From: Larry Horn LHORN[AT SYMBOL GOES HERE]YALEVM.CIS.YALE.EDU

Subject: Re: "the royal I" ???????????



Bethany writes:



I realize that my J.D. degree disqualifies me for a discussion of

the extent to which lawyers are full of you-know-what; nonetheless, I

want to comment on Bob Wachal's comment on Jack Ford, whose

comment I did NOT hear. I don't know the context in which Fod

apparently included an underling's actions in the word "I," but

the usage seems unexceptionable to me.

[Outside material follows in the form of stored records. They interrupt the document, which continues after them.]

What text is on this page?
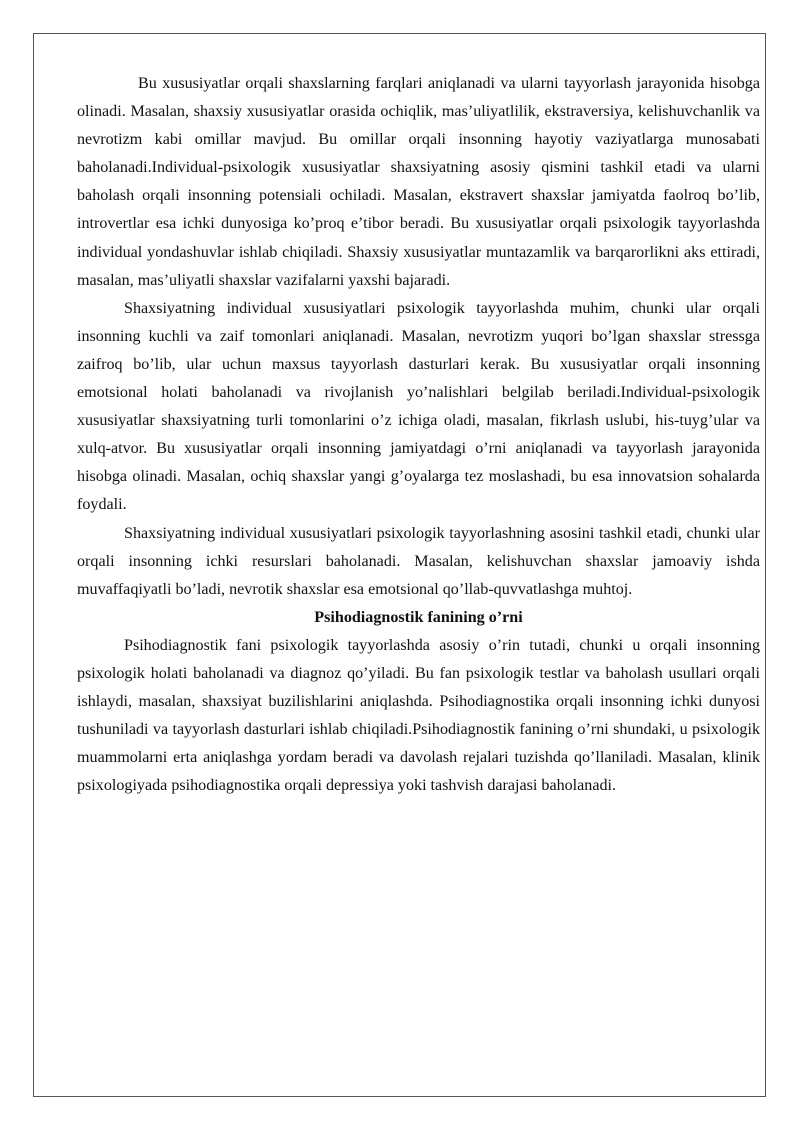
Bu xususiyatlar orqali shaxslarning farqlari aniqlanadi va ularni tayyorlash jarayonida hisobga olinadi. Masalan, shaxsiy xususiyatlar orasida ochiqlik, mas’uliyatlilik, ekstraversiya, kelishuvchanlik va nevrotizm kabi omillar mavjud. Bu omillar orqali insonning hayotiy vaziyatlarga munosabati baholanadi.Individual-psixologik xususiyatlar shaxsiyatning asosiy qismini tashkil etadi va ularni baholash orqali insonning potensiali ochiladi. Masalan, ekstravert shaxslar jamiyatda faolroq bo’lib, introvertlar esa ichki dunyosiga ko’proq e’tibor beradi. Bu xususiyatlar orqali psixologik tayyorlashda individual yondashuvlar ishlab chiqiladi. Shaxsiy xususiyatlar muntazamlik va barqarorlikni aks ettiradi, masalan, mas’uliyatli shaxslar vazifalarni yaxshi bajaradi.

Shaxsiyatning individual xususiyatlari psixologik tayyorlashda muhim, chunki ular orqali insonning kuchli va zaif tomonlari aniqlanadi. Masalan, nevrotizm yuqori bo’lgan shaxslar stressga zaifroq bo’lib, ular uchun maxsus tayyorlash dasturlari kerak. Bu xususiyatlar orqali insonning emotsional holati baholanadi va rivojlanish yo’nalishlari belgilab beriladi.Individual-psixologik xususiyatlar shaxsiyatning turli tomonlarini o’z ichiga oladi, masalan, fikrlash uslubi, his-tuyg’ular va xulq-atvor. Bu xususiyatlar orqali insonning jamiyatdagi o’rni aniqlanadi va tayyorlash jarayonida hisobga olinadi. Masalan, ochiq shaxslar yangi g’oyalarga tez moslashadi, bu esa innovatsion sohalarda foydali.

Shaxsiyatning individual xususiyatlari psixologik tayyorlashning asosini tashkil etadi, chunki ular orqali insonning ichki resurslari baholanadi. Masalan, kelishuvchan shaxslar jamoaviy ishda muvaffaqiyatli bo’ladi, nevrotik shaxslar esa emotsional qo’llab-quvvatlashga muhtoj.

Psihodiagnostik fanining o’rni

Psihodiagnostik fani psixologik tayyorlashda asosiy o’rin tutadi, chunki u orqali insonning psixologik holati baholanadi va diagnoz qo’yiladi. Bu fan psixologik testlar va baholash usullari orqali ishlaydi, masalan, shaxsiyat buzilishlarini aniqlashda. Psihodiagnostika orqali insonning ichki dunyosi tushuniladi va tayyorlash dasturlari ishlab chiqiladi.Psihodiagnostik fanining o’rni shundaki, u psixologik muammolarni erta aniqlashga yordam beradi va davolash rejalari tuzishda qo’llaniladi. Masalan, klinik psixologiyada psihodiagnostika orqali depressiya yoki tashvish darajasi baholanadi.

Lawyers, like some

other people -- i.e., corporate executives -- are responsible often

both for acts they commit and also acts that they have office staff

commit. I can even imagine saying "I did thus-and-so" when I actually

had a research assistant do part of thus-and-so. Or am I missing the

point, Bob?



I'm pretty sure I saw the NBC Nightly News in question, and it wasn't Ford's

own use of "I" that was at issue, but his discussing (in his role of highly-

paid legal Simpsonian poobah) the use of "I" by one of the medical examiners

(Fung?) to describe the collection of material (blood) by an underling who was

evidently a novice. If I'm remembering correctly, it was the novitiate status

of this woman that led to a lively exchange in which Johnnie Cochran dismissed

her as a "rookie", the prosecution objected to that as a slur, and Judge Ito

reminded everyone that some rookies have been MVP's (as opposed to MOP's) in

their rookie year (thinking, perhaps, of Vida Blue or Fred Lynn, although he

wasn't asked for the exact precedents). I better stop before someone asks me

to move it all to the forensic.lx list. --Larry



P.S. Oh, I forgot. The point. This would not constitute a royal "I" so much

as an "I" of concealment, hoping to get away with a possible misjudgment of

allowing a rookie, or novice, underling to (mis?)handle evidence in the trial

of the century. The royal "I" per se is more like a scientist using a first

person singular in appropriating the work of junior colleagues and graduate

students, I'd think. (Apocryphal as such tales always are.)